Left-wing Philadelphia Mayor Jim Kenney is getting called out for hypocrisy after a photo emerged on social media showing him dining inside a Maryland restaurant over the weekend while eateries in his own city "suffer" from his ban on indoor dining. 

What are the details?

Philadelphia restaurateur Marc Vetri — a critic of Kenny's indoor-dining ban — ripped the mayor over the photo, WPVI-TV reported.

"Hi @phillymayor!!!" Vetri wrote on Instagram. "Glad you're enjoying indoor dining with no social distancing or mask wearing in Maryland tonight while restaurants here in Philly close, suffer and fight for every nickel just to survive. I guess all your press briefings and your narrative of unsafe indoor dining don't apply to you. Thank you for clearing it all up for us tonight."
KYW-TV reported that Maryland restaurants have been open to indoor dining at 25% capacity since June.

How did Kenney respond?

Kenney issued an apology in a pair of Monday afternoon tweets, WPVI reported.

"I felt the risk was low because the county I visited has had fewer than 800 COVID-19 cases, compared to over 33,000 cases in Philadelphia," Kenney tweeted, according to the station. "Regardless, I understand the frustration."
"I'm sorry if my decision hurt those who've worked to keep their businesses going under difficult circumstances," Kenny added, WPVI noted.
The mayor's office defended his decision to dine indoors in Maryland — and blamed "elected officials at the federal level" for the coronavirus fallout, the station added:
The mayor went to Maryland earlier today to patronize a restaurant owned by a friend of his. For what it's worth, he also went to Rouge to enjoy outdoor dining in Philly on the way home. He looks forward to expanding indoor dining locally next week.

Throughout the pandemic the Mayor has consistently deferred to the guidance of the Health Commissioner, who in this case felt strongly about waiting until Sept. 8 to resume indoor dining. If elected officials at the federal level had similarly deferred to health experts over the past five months, this might not even be an issue by now.

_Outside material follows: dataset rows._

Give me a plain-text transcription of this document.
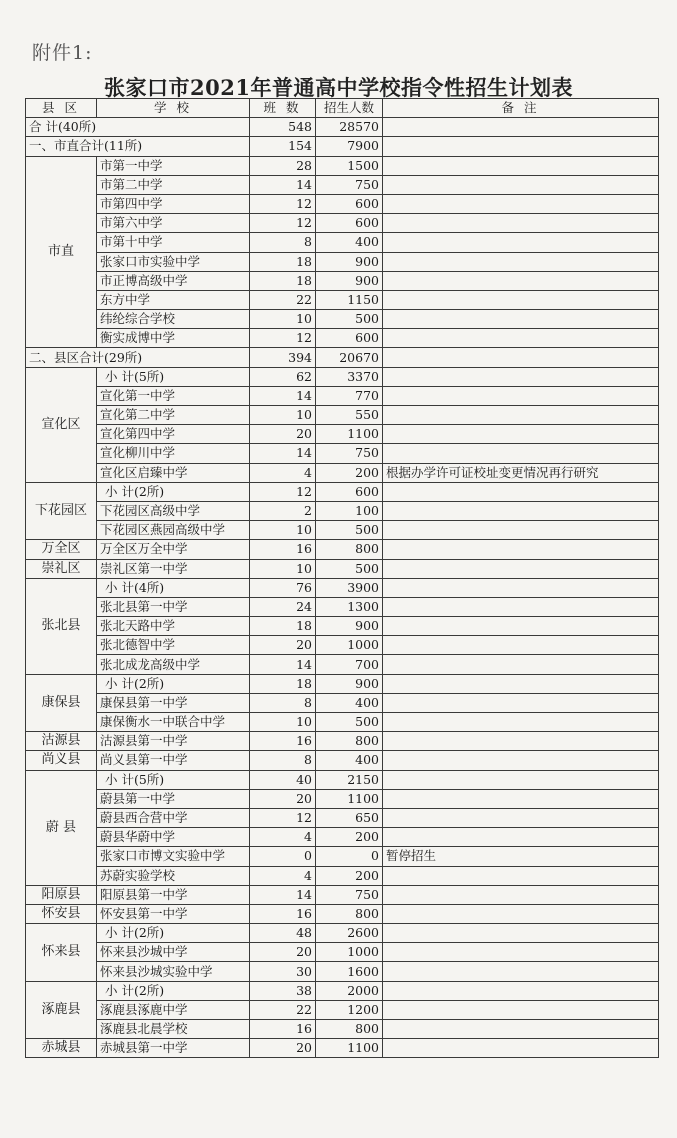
附件1:
张家口市2021年普通高中学校指令性招生计划表
县 区	学 校	班 数	招生人数	备 注
合 计(40所)		548	28570	
一、市直合计(11所)		154	7900	
市直	市第一中学	28	1500	
	市第二中学	14	750	
	市第四中学	12	600	
	市第六中学	12	600	
	市第十中学	8	400	
	张家口市实验中学	18	900	
	市正博高级中学	18	900	
	东方中学	22	1150	
	纬纶综合学校	10	500	
	衡实成博中学	12	600	
二、县区合计(29所)		394	20670	
宣化区	小 计(5所)	62	3370	
	宣化第一中学	14	770	
	宣化第二中学	10	550	
	宣化第四中学	20	1100	
	宣化柳川中学	14	750	
	宣化区启臻中学	4	200	根据办学许可证校址变更情况再行研究
下花园区	小 计(2所)	12	600	
	下花园区高级中学	2	100	
	下花园区燕园高级中学	10	500	
万全区	万全区万全中学	16	800	
崇礼区	崇礼区第一中学	10	500	
张北县	小 计(4所)	76	3900	
	张北县第一中学	24	1300	
	张北天路中学	18	900	
	张北德智中学	20	1000	
	张北成龙高级中学	14	700	
康保县	小 计(2所)	18	900	
	康保县第一中学	8	400	
	康保衡水一中联合中学	10	500	
沽源县	沽源县第一中学	16	800	
尚义县	尚义县第一中学	8	400	
蔚 县	小 计(5所)	40	2150	
	蔚县第一中学	20	1100	
	蔚县西合营中学	12	650	
	蔚县华蔚中学	4	200	
	张家口市博文实验中学	0	0	暂停招生
	苏蔚实验学校	4	200	
阳原县	阳原县第一中学	14	750	
怀安县	怀安县第一中学	16	800	
怀来县	小 计(2所)	48	2600	
	怀来县沙城中学	20	1000	
	怀来县沙城实验中学	30	1600	
涿鹿县	小 计(2所)	38	2000	
	涿鹿县涿鹿中学	22	1200	
	涿鹿县北晨学校	16	800	
赤城县	赤城县第一中学	20	1100	
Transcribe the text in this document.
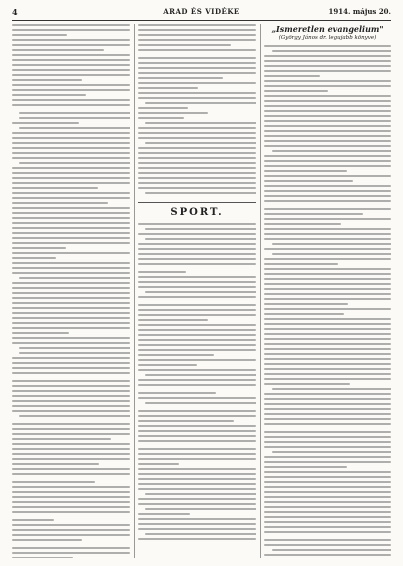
4	ARAD ÉS VIDÉKE	1914. május 20.
SPORT.
„Ismeretlen evangelium"
(György János dr. legujabb könyve)
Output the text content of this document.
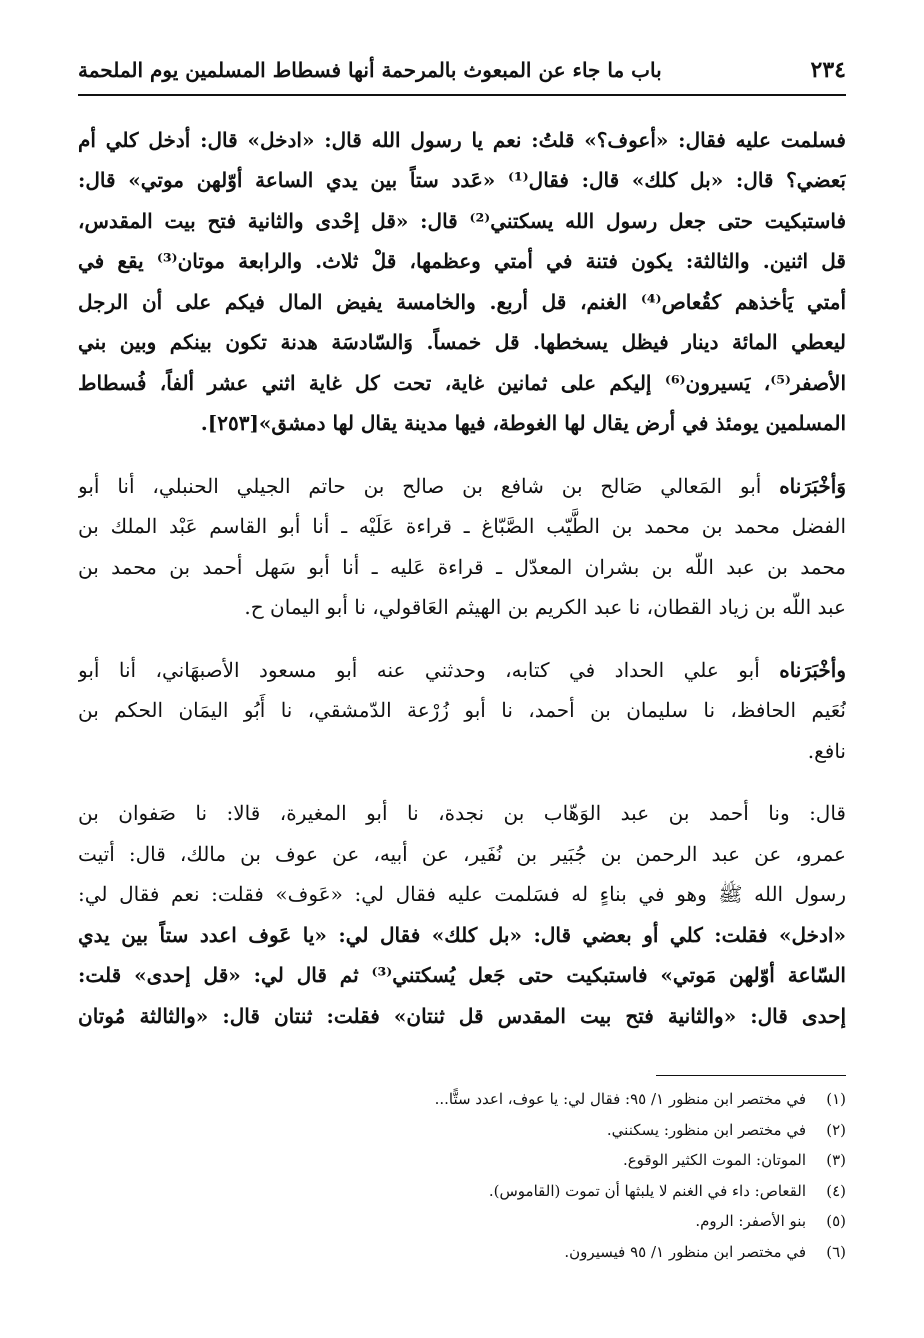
٢٣٤
باب ما جاء عن المبعوث بالمرحمة أنها فسطاط المسلمين يوم الملحمة
فسلمت عليه فقال: «أعوف؟» قلتُ: نعم يا رسول الله قال: «ادخل» قال: أدخل كلي أم
بَعضي؟ قال: «بل كلك» قال: فقال⁽¹⁾ «عَدد ستاً بين يدي الساعة أوّلهن موتي» قال:
فاستبكيت حتى جعل رسول الله يسكتني⁽²⁾ قال: «قل إحْدى والثانية فتح بيت المقدس،
قل اثنين. والثالثة: يكون فتنة في أمتي وعظمها، قلْ ثلاث. والرابعة موتان⁽³⁾ يقع في
أمتي يَأخذهم كقُعاص⁽⁴⁾ الغنم، قل أربع. والخامسة يفيض المال فيكم على أن الرجل
ليعطي المائة دينار فيظل يسخطها. قل خمساً. وَالسّادسَة هدنة تكون بينكم وبين بني
الأصفر⁽⁵⁾، يَسيرون⁽⁶⁾ إليكم على ثمانين غاية، تحت كل غاية اثني عشر ألفاً، فُسطاط
المسلمين يومئذ في أرض يقال لها الغوطة، فيها مدينة يقال لها دمشق»[٢٥٣].
وَأخْبَرَناه أبو المَعالي صَالح بن شافع بن صالح بن حاتم الجيلي الحنبلي، أنا أبو
الفضل محمد بن محمد بن الطَّيّب الصَّبّاغ ـ قراءة عَلَيْه ـ أنا أبو القاسم عَبْد الملك بن
محمد بن عبد اللّه بن بشران المعدّل ـ قراءة عَليه ـ أنا أبو سَهل أحمد بن محمد بن
عبد اللّه بن زياد القطان، نا عبد الكريم بن الهيثم العَاقولي، نا أبو اليمان ح.
وأخْبَرَناه أبو علي الحداد في كتابه، وحدثني عنه أبو مسعود الأصبهَاني، أنا أبو
نُعَيم الحافظ، نا سليمان بن أحمد، نا أبو زُرْعة الدّمشقي، نا أَبُو اليمَان الحكم بن
نافع.
قال: ونا أحمد بن عبد الوَهّاب بن نجدة، نا أبو المغيرة، قالا: نا صَفوان بن
عمرو، عن عبد الرحمن بن جُبَير بن نُفَير، عن أبيه، عن عوف بن مالك، قال: أتيت
رسول الله ﷺ وهو في بناءٍ له فسَلمت عليه فقال لي: «عَوف» فقلت: نعم فقال لي:
«ادخل» فقلت: كلي أو بعضي قال: «بل كلك» فقال لي: «يا عَوف اعدد ستاً بين يدي
السّاعة أوّلهن مَوتي» فاستبكيت حتى جَعل يُسكتني⁽³⁾ ثم قال لي: «قل إحدى» قلت:
إحدى قال: «والثانية فتح بيت المقدس قل ثنتان» فقلت: ثنتان قال: «والثالثة مُوتان
(١)
في مختصر ابن منظور ١/ ٩٥: فقال لي: يا عوف، اعدد ستًّا...
(٢)
في مختصر ابن منظور: يسكنني.
(٣)
الموتان: الموت الكثير الوقوع.
(٤)
القعاص: داء في الغنم لا يلبثها أن تموت (القاموس).
(٥)
بنو الأصفر: الروم.
(٦)
في مختصر ابن منظور ١/ ٩٥ فيسيرون.
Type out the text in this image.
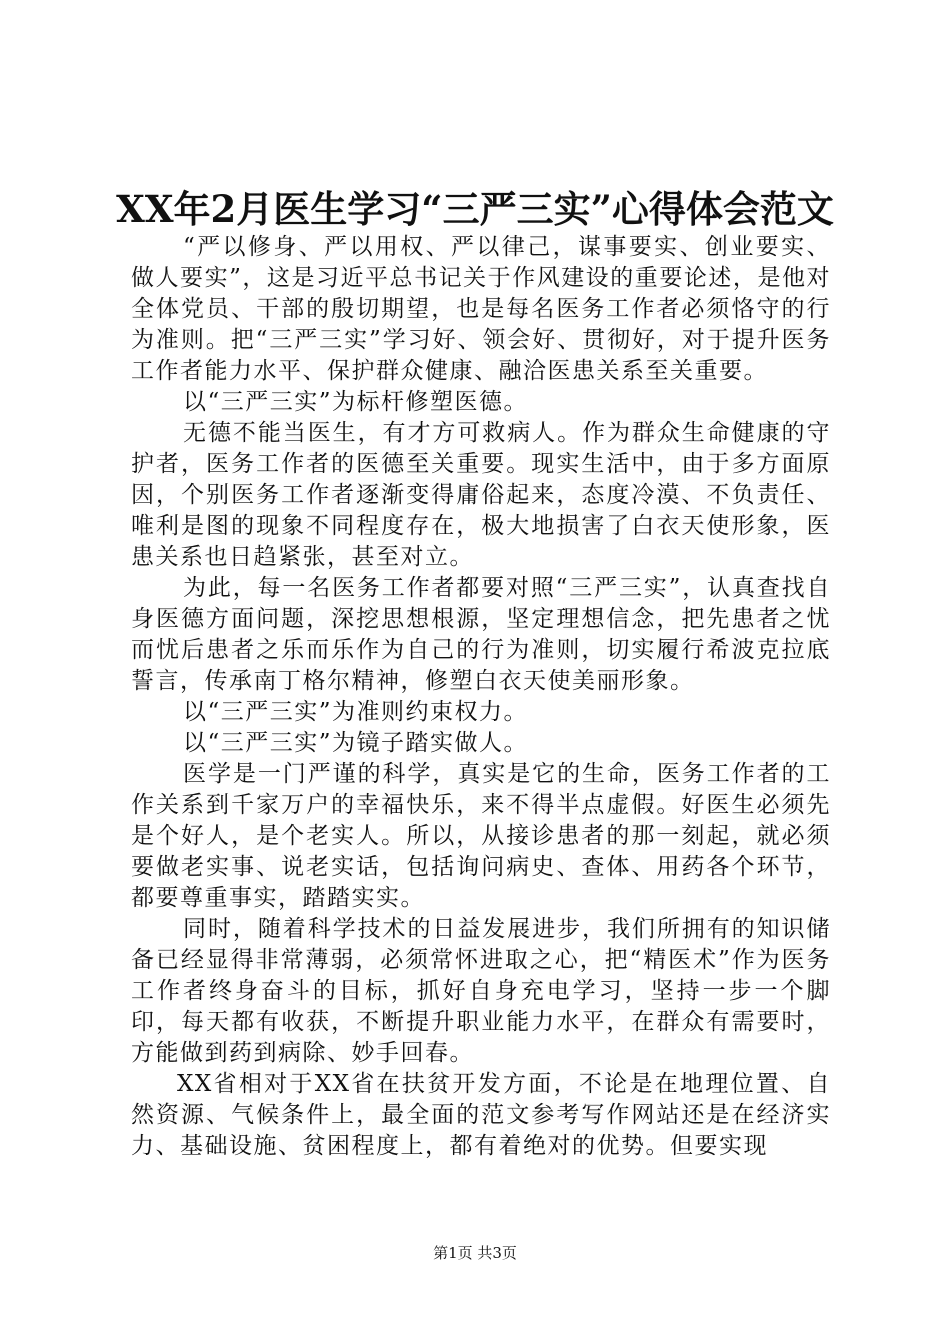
XX年2月医生学习“三严三实”心得体会范文

“严以修身、严以用权、严以律己，谋事要实、创业要实、做人要实”，这是习近平总书记关于作风建设的重要论述，是他对全体党员、干部的殷切期望，也是每名医务工作者必须恪守的行为准则。把“三严三实”学习好、领会好、贯彻好，对于提升医务工作者能力水平、保护群众健康、融洽医患关系至关重要。

以“三严三实”为标杆修塑医德。

无德不能当医生，有才方可救病人。作为群众生命健康的守护者，医务工作者的医德至关重要。现实生活中，由于多方面原因，个别医务工作者逐渐变得庸俗起来，态度冷漠、不负责任、唯利是图的现象不同程度存在，极大地损害了白衣天使形象，医患关系也日趋紧张，甚至对立。

为此，每一名医务工作者都要对照“三严三实”，认真查找自身医德方面问题，深挖思想根源，坚定理想信念，把先患者之忧而忧后患者之乐而乐作为自己的行为准则，切实履行希波克拉底誓言，传承南丁格尔精神，修塑白衣天使美丽形象。

以“三严三实”为准则约束权力。

以“三严三实”为镜子踏实做人。

医学是一门严谨的科学，真实是它的生命，医务工作者的工作关系到千家万户的幸福快乐，来不得半点虚假。好医生必须先是个好人，是个老实人。所以，从接诊患者的那一刻起，就必须要做老实事、说老实话，包括询问病史、查体、用药各个环节，都要尊重事实，踏踏实实。

同时，随着科学技术的日益发展进步，我们所拥有的知识储备已经显得非常薄弱，必须常怀进取之心，把“精医术”作为医务工作者终身奋斗的目标，抓好自身充电学习，坚持一步一个脚印，每天都有收获，不断提升职业能力水平，在群众有需要时，方能做到药到病除、妙手回春。

XX省相对于XX省在扶贫开发方面，不论是在地理位置、自然资源、气候条件上，最全面的范文参考写作网站还是在经济实力、基础设施、贫困程度上，都有着绝对的优势。但要实现

第1页 共3页
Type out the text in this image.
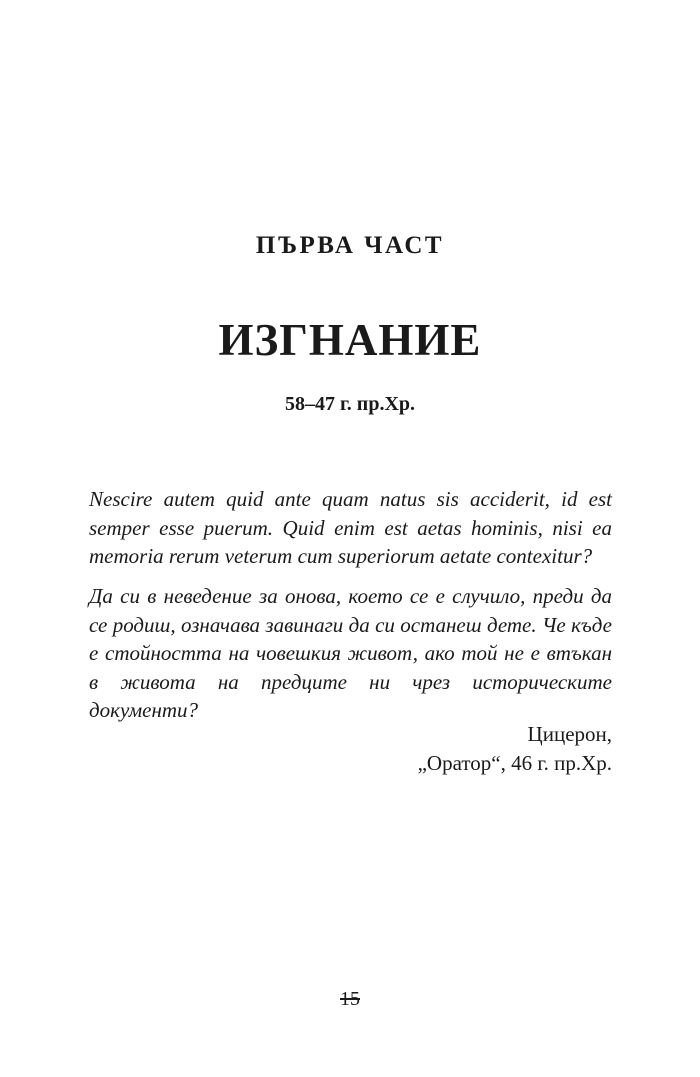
ПЪРВА ЧАСТ
ИЗГНАНИЕ
58–47 г. пр.Хр.

Nescire autem quid ante quam natus sis acciderit, id est semper esse puerum. Quid enim est aetas hominis, nisi ea memoria rerum veterum cum superiorum aetate contexitur?

Да си в неведение за онова, което се е случило, преди да се родиш, означава завинаги да си останеш дете. Че къде е стойността на човешкия живот, ако той не е втъкан в живота на предците ни чрез историческите документи?

Цицерон,
„Оратор“, 46 г. пр.Хр.
15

Of course we understand the frustrations of local restaurant owners who have been among the hardest hit by the pandemic. But there are 782 total cases in the county the mayor briefly visited, compared to over 33,000 cases in Philadelphia. Drastically different circumstances.
Indoor dining at Philadelphia restaurants is set to resume next Tuesday with restrictions, including a 25% capacity limit, WPVI said.
Kenney earlier this month staunchly stood by his decision to ban indoor dining until Sept. 8, the station said: "We need to follow what we are being asked to do by the health department. I beg you to follow the rules."